Shunfeng, one of China's major courier companies, has operated nine chartered flights for medical supplies to Tibet, local media said.

Stranded for days on a highway

A tourism blogger shared alternative exit routes for people wanting to leave Tibet.  (Supplied)

As the outbreak worsened last week, many tourists found themselves stranded on a highway in the province after a nearby region blocked entry from Tibet.

Authorities in Deqin county, in the south-west province of Yunnan, said its quarantine system had reached capacity for people arriving from Tibet, leaving hundreds stuck on the highway leading up to the border. 

Pictures and video on social media show officials covered in PPE handing out food and bottles of water to people waiting in cars on the highway.

Other vision from social media showed people setting up tents and cooking meals by their cars on the side of the road. 

The line-up was believed to have stretched for several kilometres.

Shouxin, a vlogger on social media platform Xiaohongshu, captured her experiences on the road.

She said she was stuck on the G214 highway for three days and then drove more than six hours to a hotel in Shangri-La for a further seven days of quarantine.

"Today is the sixth day of my quarantine.
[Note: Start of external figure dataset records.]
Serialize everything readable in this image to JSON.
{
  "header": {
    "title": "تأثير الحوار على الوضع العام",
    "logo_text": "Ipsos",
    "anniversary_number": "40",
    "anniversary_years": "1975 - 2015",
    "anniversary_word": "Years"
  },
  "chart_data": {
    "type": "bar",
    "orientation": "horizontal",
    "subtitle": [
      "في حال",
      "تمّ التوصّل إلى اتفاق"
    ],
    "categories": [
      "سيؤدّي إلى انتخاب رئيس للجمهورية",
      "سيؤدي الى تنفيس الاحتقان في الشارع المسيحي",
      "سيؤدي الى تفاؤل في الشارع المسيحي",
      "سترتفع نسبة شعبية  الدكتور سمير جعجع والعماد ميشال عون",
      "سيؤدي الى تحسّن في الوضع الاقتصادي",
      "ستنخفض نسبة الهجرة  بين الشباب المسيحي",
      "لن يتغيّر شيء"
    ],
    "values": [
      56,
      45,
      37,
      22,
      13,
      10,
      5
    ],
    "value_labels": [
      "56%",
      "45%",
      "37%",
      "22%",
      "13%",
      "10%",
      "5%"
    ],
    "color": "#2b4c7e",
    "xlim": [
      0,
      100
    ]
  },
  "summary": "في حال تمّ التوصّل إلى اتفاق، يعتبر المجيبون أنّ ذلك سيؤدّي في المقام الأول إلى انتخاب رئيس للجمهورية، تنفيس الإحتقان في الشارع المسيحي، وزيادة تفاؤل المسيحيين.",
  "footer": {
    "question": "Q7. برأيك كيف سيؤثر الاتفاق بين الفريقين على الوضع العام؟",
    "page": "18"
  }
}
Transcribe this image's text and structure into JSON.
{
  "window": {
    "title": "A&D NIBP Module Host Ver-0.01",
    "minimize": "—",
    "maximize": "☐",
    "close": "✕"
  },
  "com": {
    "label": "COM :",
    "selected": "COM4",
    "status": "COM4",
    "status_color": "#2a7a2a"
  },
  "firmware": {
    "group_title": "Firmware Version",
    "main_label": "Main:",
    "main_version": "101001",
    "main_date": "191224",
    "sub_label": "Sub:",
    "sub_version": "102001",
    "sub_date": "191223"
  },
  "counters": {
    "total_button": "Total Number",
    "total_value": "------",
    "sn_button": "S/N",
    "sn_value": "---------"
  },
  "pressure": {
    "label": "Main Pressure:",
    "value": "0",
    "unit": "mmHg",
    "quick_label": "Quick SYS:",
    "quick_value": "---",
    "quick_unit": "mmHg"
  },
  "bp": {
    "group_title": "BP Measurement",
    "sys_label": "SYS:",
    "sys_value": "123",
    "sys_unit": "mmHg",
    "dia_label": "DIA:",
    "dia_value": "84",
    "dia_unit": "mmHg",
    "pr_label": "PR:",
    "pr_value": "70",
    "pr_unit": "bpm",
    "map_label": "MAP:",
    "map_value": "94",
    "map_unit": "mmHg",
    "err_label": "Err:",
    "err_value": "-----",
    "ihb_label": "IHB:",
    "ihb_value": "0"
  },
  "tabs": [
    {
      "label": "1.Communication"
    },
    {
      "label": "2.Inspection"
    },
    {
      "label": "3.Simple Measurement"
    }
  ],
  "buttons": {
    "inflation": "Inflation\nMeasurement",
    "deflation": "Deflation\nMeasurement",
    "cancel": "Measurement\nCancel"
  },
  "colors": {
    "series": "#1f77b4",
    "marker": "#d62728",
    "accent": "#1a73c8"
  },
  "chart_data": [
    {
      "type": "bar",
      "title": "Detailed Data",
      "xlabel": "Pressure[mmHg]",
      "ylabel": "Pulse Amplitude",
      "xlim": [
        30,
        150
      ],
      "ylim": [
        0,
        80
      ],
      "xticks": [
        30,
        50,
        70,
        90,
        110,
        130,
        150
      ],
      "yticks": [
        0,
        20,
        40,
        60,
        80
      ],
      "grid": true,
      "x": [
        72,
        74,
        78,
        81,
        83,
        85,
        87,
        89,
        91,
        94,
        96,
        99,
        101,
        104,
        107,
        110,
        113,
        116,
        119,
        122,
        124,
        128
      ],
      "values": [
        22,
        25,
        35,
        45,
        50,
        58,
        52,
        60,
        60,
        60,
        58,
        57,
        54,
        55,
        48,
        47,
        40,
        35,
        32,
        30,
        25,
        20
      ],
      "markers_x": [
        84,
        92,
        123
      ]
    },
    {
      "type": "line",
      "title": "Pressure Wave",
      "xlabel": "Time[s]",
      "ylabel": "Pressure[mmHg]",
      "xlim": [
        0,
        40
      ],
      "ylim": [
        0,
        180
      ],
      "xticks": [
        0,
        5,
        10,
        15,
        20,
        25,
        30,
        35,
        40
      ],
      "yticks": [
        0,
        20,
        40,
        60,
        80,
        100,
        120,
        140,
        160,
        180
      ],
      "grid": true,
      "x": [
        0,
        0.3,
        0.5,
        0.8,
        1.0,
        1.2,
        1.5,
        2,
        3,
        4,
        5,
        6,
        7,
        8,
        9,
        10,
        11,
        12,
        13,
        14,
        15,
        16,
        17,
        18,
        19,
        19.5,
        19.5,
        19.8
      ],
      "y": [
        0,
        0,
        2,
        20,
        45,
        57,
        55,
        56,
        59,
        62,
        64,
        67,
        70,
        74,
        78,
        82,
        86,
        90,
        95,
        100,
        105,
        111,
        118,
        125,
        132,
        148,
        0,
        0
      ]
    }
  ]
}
The medical staff told me that I would have another PCR test tomorrow at 6:00am, and I will be able to leave once I receive the result," she wrote in a post on August 22.

China COVID-19 cases reach a three-month high

The recent outbreak started on August 7 when four tourists tested positive for the virus in Ngari prefecture, according to the Tibet Autonomous Region government. 

Cases jumped to 18 the next day as residents in Lhasa also tested positive. 

Thousands of tourists in Hainan were trapped on the holiday island after a COVID-19 outbreak. (Reuters)

Since August 9, the virus has spread dramatically in major tourist destinations like Shigatse, Nyingchi and Shannan, home to popular Buddhist temples and scenic hotspots.

Local officials shut down the famous Potala Palace, the former home of the exiled Dalai Lama, which is a key tourist drawcard for thousands of visitors each year.

China's coronavirus cases have reached a three-month high. The last major outbreak saw the populous city of Shanghai locked down.

China reported 1,895 new COVID-19 infections yesterday, compared with 1,985 new cases a day earlier, according to the National Health Commission. 

China is adopting a COVID-zero strategy which involves lockdowns and quarantine. Far-reaching measures to stop the spread of COVID-19 in China are not uncommon.

Last week in Shanghai, customers at an Ikea store were shut in over two possible COVID-19 cases. It caused some to burst out of the store and past staff who were trying to keep them in. 

About 80,000 tourists were stranded in the holiday island of Hainan earlier this month after coronavirus cases soared and the area became an infection hotspot.

Mutations in the COVID-19 virus continue to pose a risk.